The looming economic downturn could also be bad news for B8ta, which sells a lot of high-priced consumer electronics, including $3,000 smart speakers, wellness products and drones — items that aren't high on people's lists when money is tight. At the same time, major retailers could be forced to hunker down and give up on in-store pop-ups and future-of-shopping experiments, depriving B8ta of important revenue sources.

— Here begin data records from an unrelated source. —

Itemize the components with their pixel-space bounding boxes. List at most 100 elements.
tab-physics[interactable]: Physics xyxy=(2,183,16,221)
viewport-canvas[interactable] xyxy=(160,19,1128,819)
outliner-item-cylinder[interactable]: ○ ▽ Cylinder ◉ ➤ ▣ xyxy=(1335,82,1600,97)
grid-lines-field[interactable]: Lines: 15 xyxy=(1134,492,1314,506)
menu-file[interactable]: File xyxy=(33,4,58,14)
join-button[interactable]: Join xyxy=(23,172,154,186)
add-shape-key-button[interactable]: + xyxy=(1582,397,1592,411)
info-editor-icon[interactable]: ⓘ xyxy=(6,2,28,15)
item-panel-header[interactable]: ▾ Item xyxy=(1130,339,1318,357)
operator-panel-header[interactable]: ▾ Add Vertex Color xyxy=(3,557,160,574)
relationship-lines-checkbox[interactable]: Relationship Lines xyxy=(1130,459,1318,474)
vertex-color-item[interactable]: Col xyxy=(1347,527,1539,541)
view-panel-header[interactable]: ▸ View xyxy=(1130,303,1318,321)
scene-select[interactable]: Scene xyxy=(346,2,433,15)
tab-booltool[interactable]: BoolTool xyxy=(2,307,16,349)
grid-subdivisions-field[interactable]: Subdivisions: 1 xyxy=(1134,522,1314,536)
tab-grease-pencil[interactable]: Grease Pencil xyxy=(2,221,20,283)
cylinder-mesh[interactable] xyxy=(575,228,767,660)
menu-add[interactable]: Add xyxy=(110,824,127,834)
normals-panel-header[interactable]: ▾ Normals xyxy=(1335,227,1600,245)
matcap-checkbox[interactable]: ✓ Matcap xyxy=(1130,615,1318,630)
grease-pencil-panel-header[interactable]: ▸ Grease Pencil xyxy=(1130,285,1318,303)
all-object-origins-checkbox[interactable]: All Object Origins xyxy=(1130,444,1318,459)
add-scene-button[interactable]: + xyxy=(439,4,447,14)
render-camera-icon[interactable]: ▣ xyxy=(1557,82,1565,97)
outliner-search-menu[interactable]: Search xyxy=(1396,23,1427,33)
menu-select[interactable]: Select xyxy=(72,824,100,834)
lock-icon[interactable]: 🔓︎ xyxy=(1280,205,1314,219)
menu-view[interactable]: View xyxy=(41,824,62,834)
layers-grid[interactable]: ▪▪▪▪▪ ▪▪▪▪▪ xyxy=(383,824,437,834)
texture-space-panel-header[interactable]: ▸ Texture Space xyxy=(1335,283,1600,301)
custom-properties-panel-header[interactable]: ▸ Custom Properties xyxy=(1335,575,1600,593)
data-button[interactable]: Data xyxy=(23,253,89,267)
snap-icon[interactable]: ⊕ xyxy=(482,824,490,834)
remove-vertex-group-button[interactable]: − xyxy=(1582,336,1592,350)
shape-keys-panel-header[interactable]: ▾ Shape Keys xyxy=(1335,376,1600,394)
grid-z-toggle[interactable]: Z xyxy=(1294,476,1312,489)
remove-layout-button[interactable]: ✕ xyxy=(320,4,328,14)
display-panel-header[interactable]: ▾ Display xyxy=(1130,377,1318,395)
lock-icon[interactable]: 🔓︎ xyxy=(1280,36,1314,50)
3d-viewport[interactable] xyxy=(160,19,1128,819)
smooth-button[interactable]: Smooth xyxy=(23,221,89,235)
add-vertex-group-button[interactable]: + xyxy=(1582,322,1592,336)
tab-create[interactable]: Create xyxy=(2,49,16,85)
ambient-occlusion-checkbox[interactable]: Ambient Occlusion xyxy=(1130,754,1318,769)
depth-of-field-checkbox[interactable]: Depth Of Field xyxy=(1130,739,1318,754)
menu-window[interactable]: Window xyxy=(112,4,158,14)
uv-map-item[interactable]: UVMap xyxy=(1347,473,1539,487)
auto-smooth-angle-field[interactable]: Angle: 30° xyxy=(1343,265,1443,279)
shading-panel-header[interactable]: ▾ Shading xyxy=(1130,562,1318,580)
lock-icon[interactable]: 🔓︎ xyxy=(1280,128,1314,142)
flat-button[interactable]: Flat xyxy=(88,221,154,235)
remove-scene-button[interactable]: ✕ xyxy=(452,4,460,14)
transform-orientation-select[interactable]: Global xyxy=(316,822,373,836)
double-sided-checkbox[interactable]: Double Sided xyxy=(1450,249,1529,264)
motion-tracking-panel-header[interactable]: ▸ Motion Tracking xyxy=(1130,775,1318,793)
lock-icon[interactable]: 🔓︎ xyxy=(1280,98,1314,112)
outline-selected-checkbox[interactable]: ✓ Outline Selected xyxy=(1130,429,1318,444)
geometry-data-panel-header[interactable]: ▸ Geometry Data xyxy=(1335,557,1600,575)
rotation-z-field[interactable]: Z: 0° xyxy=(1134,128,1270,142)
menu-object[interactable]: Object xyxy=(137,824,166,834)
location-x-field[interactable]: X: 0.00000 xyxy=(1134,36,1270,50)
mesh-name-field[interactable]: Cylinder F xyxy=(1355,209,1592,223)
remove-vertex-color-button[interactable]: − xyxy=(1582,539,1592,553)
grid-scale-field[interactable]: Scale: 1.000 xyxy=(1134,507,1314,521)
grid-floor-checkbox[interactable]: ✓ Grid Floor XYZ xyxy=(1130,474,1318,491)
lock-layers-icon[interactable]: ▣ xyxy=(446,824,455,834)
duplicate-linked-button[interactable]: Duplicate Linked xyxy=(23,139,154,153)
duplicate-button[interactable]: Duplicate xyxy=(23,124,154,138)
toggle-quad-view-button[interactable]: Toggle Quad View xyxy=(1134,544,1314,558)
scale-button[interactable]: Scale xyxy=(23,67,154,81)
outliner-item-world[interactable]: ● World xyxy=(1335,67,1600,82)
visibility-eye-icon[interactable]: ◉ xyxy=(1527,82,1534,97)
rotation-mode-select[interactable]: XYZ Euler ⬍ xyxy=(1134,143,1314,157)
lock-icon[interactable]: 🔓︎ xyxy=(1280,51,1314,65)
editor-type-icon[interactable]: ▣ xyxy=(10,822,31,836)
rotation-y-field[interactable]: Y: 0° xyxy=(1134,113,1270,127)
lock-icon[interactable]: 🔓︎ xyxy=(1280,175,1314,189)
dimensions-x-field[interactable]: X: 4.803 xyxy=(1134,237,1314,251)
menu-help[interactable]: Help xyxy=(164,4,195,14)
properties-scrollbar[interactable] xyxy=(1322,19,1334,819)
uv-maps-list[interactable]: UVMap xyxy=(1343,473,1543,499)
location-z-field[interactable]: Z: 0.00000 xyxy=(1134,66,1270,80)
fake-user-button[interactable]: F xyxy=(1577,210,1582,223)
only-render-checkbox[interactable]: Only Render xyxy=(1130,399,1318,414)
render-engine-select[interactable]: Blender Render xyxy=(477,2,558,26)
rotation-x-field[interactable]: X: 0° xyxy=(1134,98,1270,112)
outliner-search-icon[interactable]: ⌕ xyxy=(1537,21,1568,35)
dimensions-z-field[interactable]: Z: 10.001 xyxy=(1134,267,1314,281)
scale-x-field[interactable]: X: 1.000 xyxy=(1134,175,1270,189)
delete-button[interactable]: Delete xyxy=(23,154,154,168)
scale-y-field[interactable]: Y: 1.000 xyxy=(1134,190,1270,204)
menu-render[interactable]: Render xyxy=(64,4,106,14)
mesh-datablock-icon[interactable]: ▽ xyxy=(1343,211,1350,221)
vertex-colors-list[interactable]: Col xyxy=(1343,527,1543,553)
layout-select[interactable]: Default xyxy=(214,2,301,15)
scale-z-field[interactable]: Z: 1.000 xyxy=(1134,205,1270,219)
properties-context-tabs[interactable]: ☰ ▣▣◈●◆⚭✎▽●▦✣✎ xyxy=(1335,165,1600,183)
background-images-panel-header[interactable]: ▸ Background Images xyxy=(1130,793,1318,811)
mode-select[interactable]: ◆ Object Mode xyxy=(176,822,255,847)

Norby isn't ready to throw in the towel just yet. He's thinking about tweaking B8ta's business model, about experimenting with appointment-only shopping, and even about opportunistically snapping up some cheap storefronts for an expansion during the downturn. He also believes brands could further accelerate change in retail, especially as they lose confidence in existing big-box chains during the crisis. "I've heard on the ground that a lot of vendors are extremely concerned about getting paid and being able to move inventory through those channels," he said.

Norby is ultimately hopeful that his company, and retail in general, will survive the current crisis. But he's deeply suspicious of anyone predicting a quick turn-around or envisioning massive opportunities ahead. "I don't get this bizarre optimism," he said. "Things are not going to just be OK."